Chlorophylle oder andere Moleküle, die das Sonnenlicht umwandeln können, sind nicht zufällig verteilt, sondern finden sich zu Gruppen zusammen. Dadurch ist es möglich, dass diese Moleküle gegeneinander vibrieren. In den Photonik-Labors der TU Wien wurde das mit einem Modellsystem untersucht. Um dem Mechanismus genau auf die Spur zu kommen, analysierte man keine lebenden Zellen, sondern ein ähnliches, künstlich hergestelltes und geordnetes System aus Cyaninfarbstoff-Molekülen.
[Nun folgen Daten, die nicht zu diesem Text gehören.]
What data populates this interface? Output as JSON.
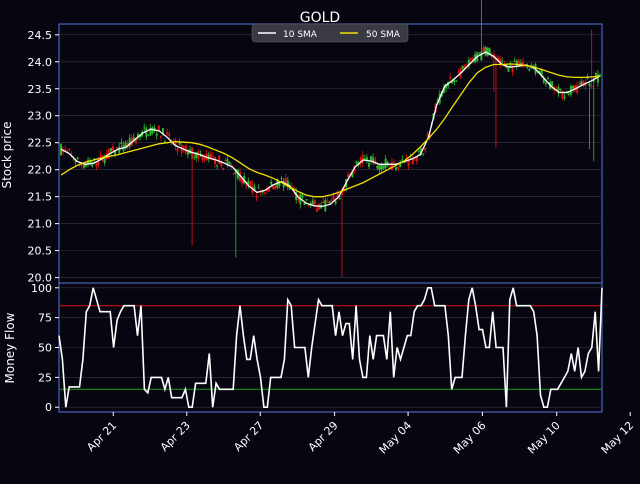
{
  "chart_data": [
    {
      "type": "candlestick",
      "title": "GOLD",
      "ylabel": "Stock price",
      "ylim": [
        19.9,
        24.7
      ],
      "yticks": [
        "20.0",
        "20.5",
        "21.0",
        "21.5",
        "22.0",
        "22.5",
        "23.0",
        "23.5",
        "24.0",
        "24.5"
      ],
      "grid": true,
      "legend_position": "top-center",
      "colors": {
        "up": "#2db92d",
        "down": "#e01414",
        "sma10": "#ffffff",
        "sma50": "#f0e000",
        "frame": "#5577dd",
        "background": "#07050f"
      },
      "series": [
        {
          "name": "10 SMA",
          "values": [
            22.38,
            22.3,
            22.15,
            22.1,
            22.12,
            22.2,
            22.3,
            22.38,
            22.42,
            22.55,
            22.68,
            22.75,
            22.72,
            22.6,
            22.45,
            22.38,
            22.32,
            22.28,
            22.22,
            22.18,
            22.12,
            22.05,
            21.88,
            21.7,
            21.58,
            21.62,
            21.72,
            21.78,
            21.7,
            21.5,
            21.38,
            21.33,
            21.32,
            21.36,
            21.5,
            21.78,
            22.05,
            22.18,
            22.16,
            22.1,
            22.1,
            22.1,
            22.15,
            22.2,
            22.28,
            22.6,
            23.2,
            23.55,
            23.66,
            23.8,
            23.95,
            24.1,
            24.18,
            24.1,
            23.95,
            23.9,
            23.92,
            23.94,
            23.88,
            23.72,
            23.55,
            23.43,
            23.43,
            23.5,
            23.58,
            23.65,
            23.74
          ]
        },
        {
          "name": "50 SMA",
          "values": [
            21.9,
            22.0,
            22.08,
            22.14,
            22.18,
            22.22,
            22.25,
            22.28,
            22.32,
            22.36,
            22.4,
            22.44,
            22.48,
            22.5,
            22.52,
            22.51,
            22.5,
            22.47,
            22.42,
            22.36,
            22.3,
            22.22,
            22.12,
            22.02,
            21.95,
            21.9,
            21.84,
            21.76,
            21.68,
            21.6,
            21.53,
            21.5,
            21.5,
            21.53,
            21.58,
            21.64,
            21.7,
            21.76,
            21.84,
            21.92,
            22.0,
            22.08,
            22.16,
            22.28,
            22.42,
            22.58,
            22.75,
            22.95,
            23.18,
            23.4,
            23.62,
            23.8,
            23.9,
            23.95,
            23.95,
            23.96,
            23.95,
            23.93,
            23.9,
            23.85,
            23.8,
            23.75,
            23.72,
            23.71,
            23.71,
            23.72,
            23.73
          ]
        }
      ]
    },
    {
      "type": "line",
      "ylabel": "Money Flow",
      "ylim": [
        -4,
        104
      ],
      "yticks": [
        "0",
        "25",
        "50",
        "75",
        "100"
      ],
      "thresholds": [
        {
          "value": 85,
          "color": "#e01414"
        },
        {
          "value": 15,
          "color": "#1aa01a"
        }
      ],
      "x_ticks": [
        "Apr 21",
        "Apr 23",
        "Apr 27",
        "Apr 29",
        "May 04",
        "May 06",
        "May 10",
        "May 12"
      ],
      "x_tick_index": [
        6.4,
        15.4,
        24.4,
        33.5,
        42.5,
        51.6,
        60.7,
        69.7
      ],
      "series": [
        {
          "name": "Money Flow",
          "values": [
            60,
            40,
            0,
            17,
            17,
            17,
            17,
            40,
            80,
            85,
            100,
            90,
            80,
            80,
            80,
            80,
            50,
            73,
            80,
            85,
            85,
            85,
            85,
            60,
            85,
            15,
            12,
            25,
            25,
            25,
            25,
            15,
            25,
            8,
            8,
            8,
            8,
            15,
            0,
            0,
            20,
            20,
            20,
            20,
            45,
            0,
            20,
            15,
            15,
            15,
            15,
            15,
            60,
            85,
            60,
            40,
            40,
            60,
            40,
            25,
            0,
            0,
            25,
            25,
            25,
            25,
            40,
            90,
            85,
            50,
            50,
            50,
            50,
            25,
            50,
            70,
            90,
            85,
            85,
            85,
            85,
            60,
            80,
            60,
            70,
            70,
            40,
            85,
            40,
            25,
            25,
            60,
            40,
            60,
            60,
            60,
            40,
            80,
            25,
            50,
            40,
            50,
            60,
            60,
            80,
            85,
            85,
            90,
            100,
            100,
            85,
            85,
            85,
            85,
            60,
            15,
            25,
            25,
            25,
            60,
            90,
            100,
            85,
            65,
            65,
            50,
            50,
            80,
            50,
            50,
            50,
            0,
            90,
            100,
            85,
            85,
            85,
            85,
            85,
            80,
            60,
            10,
            0,
            0,
            15,
            15,
            15,
            20,
            25,
            30,
            45,
            30,
            50,
            25,
            30,
            45,
            50,
            80,
            30,
            100
          ]
        }
      ]
    }
  ]
}
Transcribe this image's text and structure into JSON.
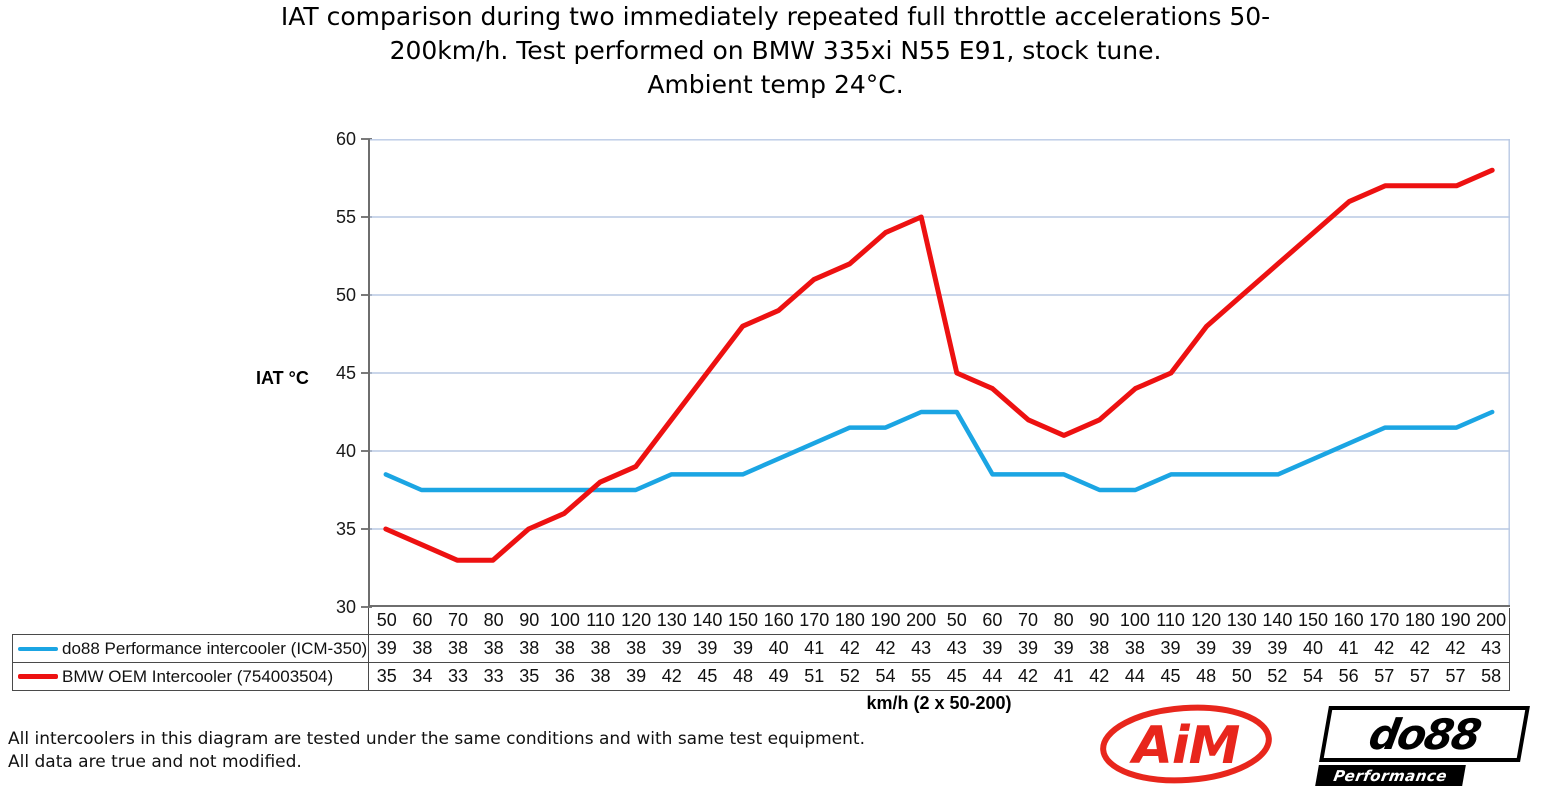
{
  "title_lines": [
    "IAT comparison during two immediately repeated full throttle accelerations 50-",
    "200km/h. Test performed on BMW 335xi N55 E91, stock tune.",
    "Ambient temp 24°C."
  ],
  "chart_data": {
    "type": "line",
    "title": "IAT comparison during two immediately repeated full throttle accelerations 50-200km/h. Test performed on BMW 335xi N55 E91, stock tune. Ambient temp 24°C.",
    "ylabel": "IAT °C",
    "xlabel": "km/h (2 x 50-200)",
    "ylim": [
      30,
      60
    ],
    "yticks": [
      30,
      35,
      40,
      45,
      50,
      55,
      60
    ],
    "grid": true,
    "grid_color": "#b9c9e4",
    "axis_color": "#6e6e6e",
    "legend_position": "bottom-table-left",
    "categories": [
      "50",
      "60",
      "70",
      "80",
      "90",
      "100",
      "110",
      "120",
      "130",
      "140",
      "150",
      "160",
      "170",
      "180",
      "190",
      "200",
      "50",
      "60",
      "70",
      "80",
      "90",
      "100",
      "110",
      "120",
      "130",
      "140",
      "150",
      "160",
      "170",
      "180",
      "190",
      "200"
    ],
    "series": [
      {
        "name": "do88 Performance intercooler (ICM-350)",
        "color": "#1ba5e3",
        "values": [
          39,
          38,
          38,
          38,
          38,
          38,
          38,
          38,
          39,
          39,
          39,
          40,
          41,
          42,
          42,
          43,
          43,
          39,
          39,
          39,
          38,
          38,
          39,
          39,
          39,
          39,
          40,
          41,
          42,
          42,
          42,
          43
        ],
        "plotted_values": [
          38.5,
          37.5,
          37.5,
          37.5,
          37.5,
          37.5,
          37.5,
          37.5,
          38.5,
          38.5,
          38.5,
          39.5,
          40.5,
          41.5,
          41.5,
          42.5,
          42.5,
          38.5,
          38.5,
          38.5,
          37.5,
          37.5,
          38.5,
          38.5,
          38.5,
          38.5,
          39.5,
          40.5,
          41.5,
          41.5,
          41.5,
          42.5
        ]
      },
      {
        "name": "BMW OEM Intercooler (754003504)",
        "color": "#ed1111",
        "values": [
          35,
          34,
          33,
          33,
          35,
          36,
          38,
          39,
          42,
          45,
          48,
          49,
          51,
          52,
          54,
          55,
          45,
          44,
          42,
          41,
          42,
          44,
          45,
          48,
          50,
          52,
          54,
          56,
          57,
          57,
          57,
          58
        ]
      }
    ]
  },
  "footer_lines": [
    "All intercoolers in this diagram are tested under the same conditions and with same test equipment.",
    "All data are true and not modified."
  ],
  "logos": {
    "aim_text": "AiM",
    "aim_color": "#e8261c",
    "do88_text": "do88",
    "do88_subtext": "Performance"
  }
}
Vibrationen spielen, so zeigte sich, eine ganz entscheidende Rolle. „Die Vibrationen koppeln verschiedene Energiezustände miteinander, man spricht von vibronischen Anregungen. Vibration und elektronische Zustände gehören untrennbar zusammen, sie werden ununterscheidbar“, sagt Hauer. Die vibronische Kopplung ermöglicht den schnellen und nahezu verlustfreien Transfer der Lichtenergie in Lichtsammel-Komplexen. Diese Molekülverbände werden durch das Licht zunächst angeregt und in einen Zustand hoher Energie gebracht. Ähnlich wie ein Ball auf einer Treppe von Stufe zu Stufe nach unten fällt, muss die Energie Schritt für Schritt verringert werden, um in der Zelle genutzt werden zu können. Beim wichtigen ersten Schritt dieser Energie-Kaskade spielen die Vibrationen ihre entscheidende Rolle.

Hauer möchte mit seinen Experimenten die Tricks der Natur nutzbar machen. Biologische Zellen sind in den ersten Schritten der Verarbeitung von Licht­energie deutlich effizienter als künstliche Solarzellen: Bio-Systeme wandeln neun von zehn Photonen in elektrochemische Energie um. In den später ablaufenden Schritten sinkt zwar die Effizienz, doch auch das hat seinen Sinn: Die Zelle gewinnt dadurch an Flexibilität und kann bei ganz unterschiedlichen Lichtverhältnissen überleben. Ein besseres Verständnis der natürlichen Photosynthese soll dazu führen, dass künftige Generationen von Solarzellen ähnlich gute Eigenschaften haben wie die biologischen Kraftwerke der Zelle, die von der Evolution über Milliarden Jahre optimiert worden sind.